Collectively, amateur astronomers observe a variety of celestial objects and phenomena. Common targets of amateur astronomers include the Moon, planets, stars, comets, meteor showers, and a variety of deep sky objects such as star clusters, galaxies, and nebulae. Many amateurs like to specialise in observing particular objects, types of objects, or types of events which interest them. One branch of amateur astronomy, amateur astrophotography, involves the taking of photos of the night sky. Astrophotography has become more popular with the introduction of far easier to use equipment including, digital cameras, DSLR cameras and relatively sophisticated purpose built high quality CCD cameras.
Most amateur astronomers work at visible wavelengths, but a small minority experiment with wavelengths outside the visible spectrum. An early pioneer of radio astronomy was Grote Reber, an amateur astronomer who constructed the first purpose built radio telescope in the late 1930s to follow up on the discovery of radio wavelength emissions from space by Karl Jansky. Non-visual amateur astronomy includes the use of infrared filters on conventional telescopes, and also the use of radio telescopes. Some amateur astronomers use home-made radio telescopes, while others use radio telescopes that were originally built for astronomical research but have since been made available for use by amateurs. The One-Mile Telescope is one such example.
Amateur astronomers use a range of instruments to study the sky, depending on a combination of their interests and resources. Methods include simply looking at the night sky with the naked eye, using binoculars, and using a variety of optical telescopes of varying power and quality, as well as additional sophisticated equipment, such as cameras, to study light from the sky in both the visual and non-visual parts of the spectrum. Commercial telescopes are available, new and used, but it is also common for amateur astronomers to build (or commission the building of) their own custom telescopes. Some people even focus on amateur telescope making as their primary interest within the hobby of amateur astronomy.

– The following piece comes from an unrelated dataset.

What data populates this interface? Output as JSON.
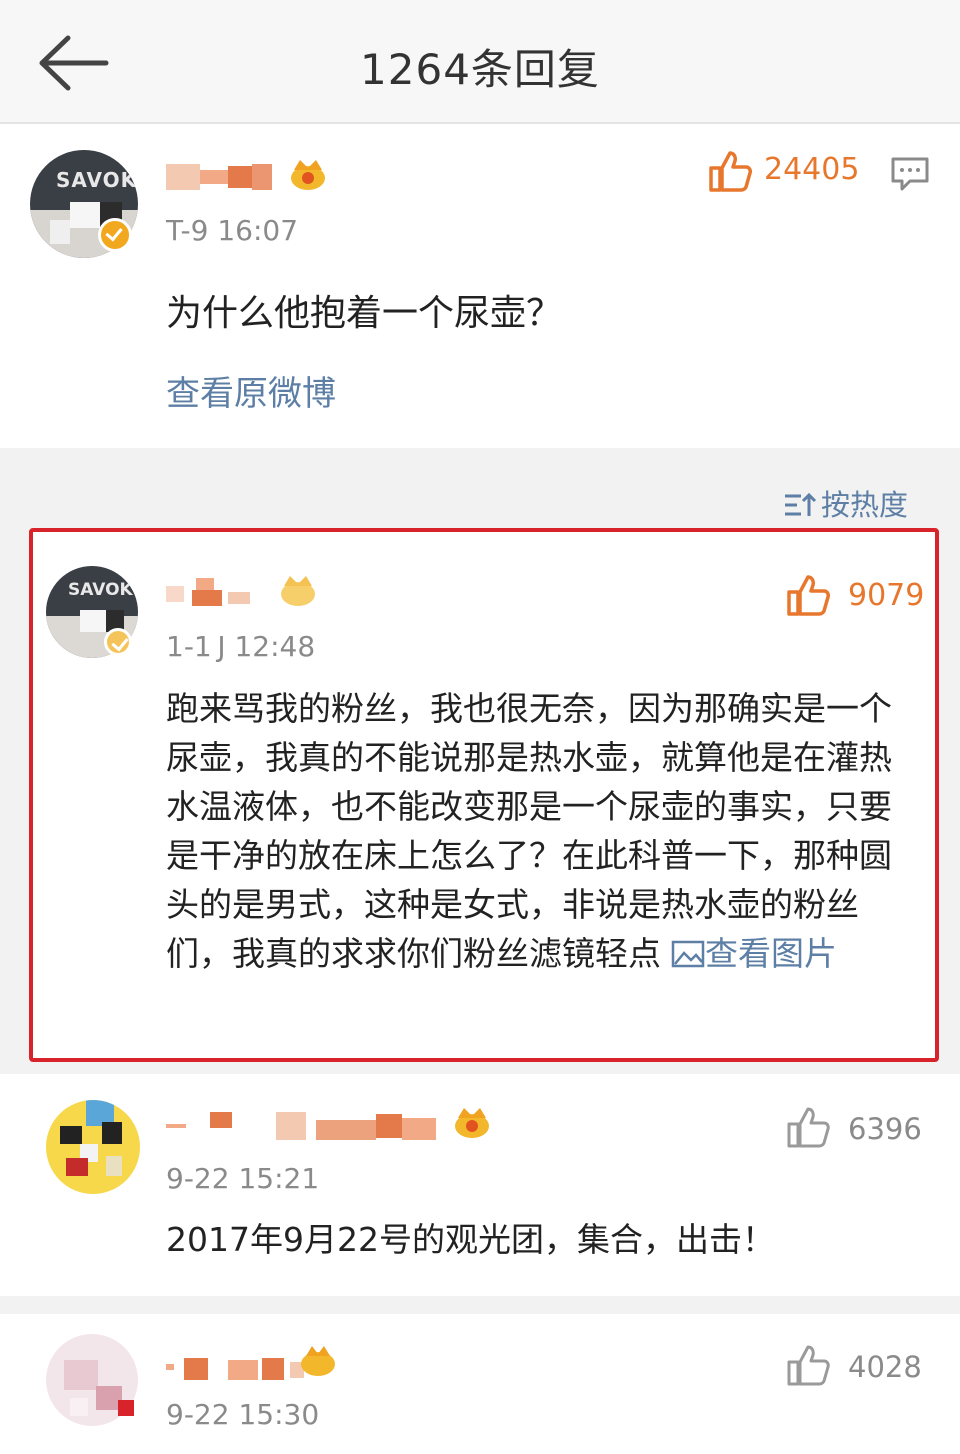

Although specialized and experienced amateur astronomers tend to acquire more specialized and more powerful equipment over time, relatively simple equipment is often preferred for certain tasks.[according to whom?] Binoculars, for instance, although generally of lower power than the majority of telescopes, also tend to provide a wider field of view, which is preferable for looking at some objects in the night sky.[according to whom?]
Amateur astronomers also use star charts that, depending on experience and intentions, may range from simple planispheres through to detailed charts of very specific areas of the night sky.[clarification needed] A range of astronomy software is available and used by amateur astronomers, including software that generates maps of the sky, software to assist with astrophotography, observation scheduling software, and software to perform various calculations pertaining to astronomical phenomena.